The brain-to-brain transmission of information between humans was carried out without performing any invasive surgery on the test subjects, researchers said.
"We wanted to find out if one could communicate directly between two people by reading out the brain activity from one person and injecting brain activity into the second person, and do so across great physical distances by leveraging existing communication pathways," said co-author Alvaro Pascual-Leone, from the Beth Israel Deaconess Medical Center (BIDMC) and Professor of Neurology at Harvard Medical School.
Pascual-Leone, together with Giulio Ruffini and Carles Grau leading a team of researchers from Starlab Barcelona, Spain, and Michel Berg, leading a team from Axilum Robotics, Strasbourg, France, successfully transmitted the words "hola" and "ciao" in a computer-mediated brain-to-brain transmission from a location in India to a location in France.
Previous studies on EEG-based brain-computer interaction (BCI) have typically made use of communication between a human brain and computer.
But, in the new study, the research team added a second human brain on the other end of the system. Four healthy participants, aged 28 to 50, participated in the study.
One of the four subjects was assigned to the brain-computer interface (BCI) branch and was the sender of the words; the other three were assigned to the computer-brain interface (CBI) branch of the experiments and received the messages and had to understand them.

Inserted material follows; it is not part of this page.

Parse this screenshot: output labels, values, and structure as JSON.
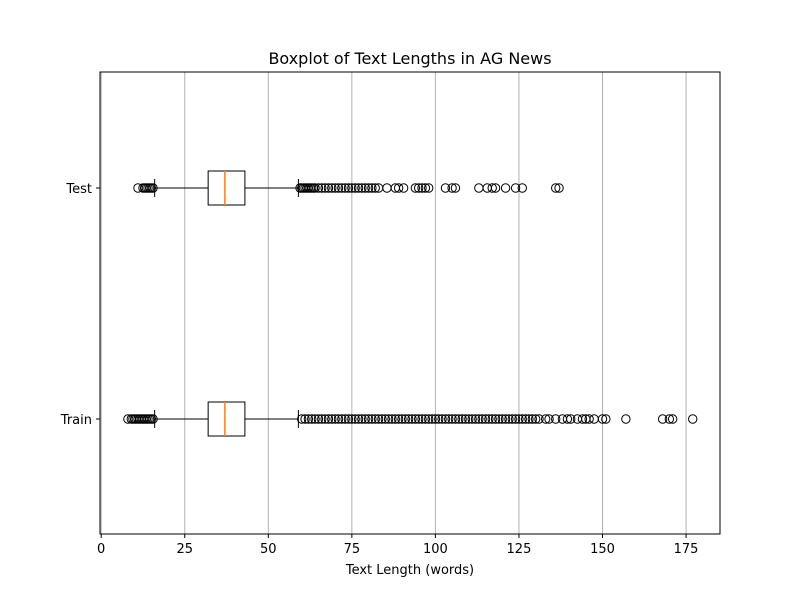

There a computer-brain interface transmitted the message to the receiver's brain through noninvasive brain stimulation. The subjects experienced this as phosphenes, flashes of light in their peripheral vision.
The light appeared in numerical sequences that enabled the receiver to decode the information in the message, and while the subjects did not report feeling anything, they did correctly receive the greetings.
A second similar experiment was conducted between individuals in Spain and France, with the end result a total error rate of just 15 per cent, 11 per cent on the decoding end and five per cent on the initial coding side.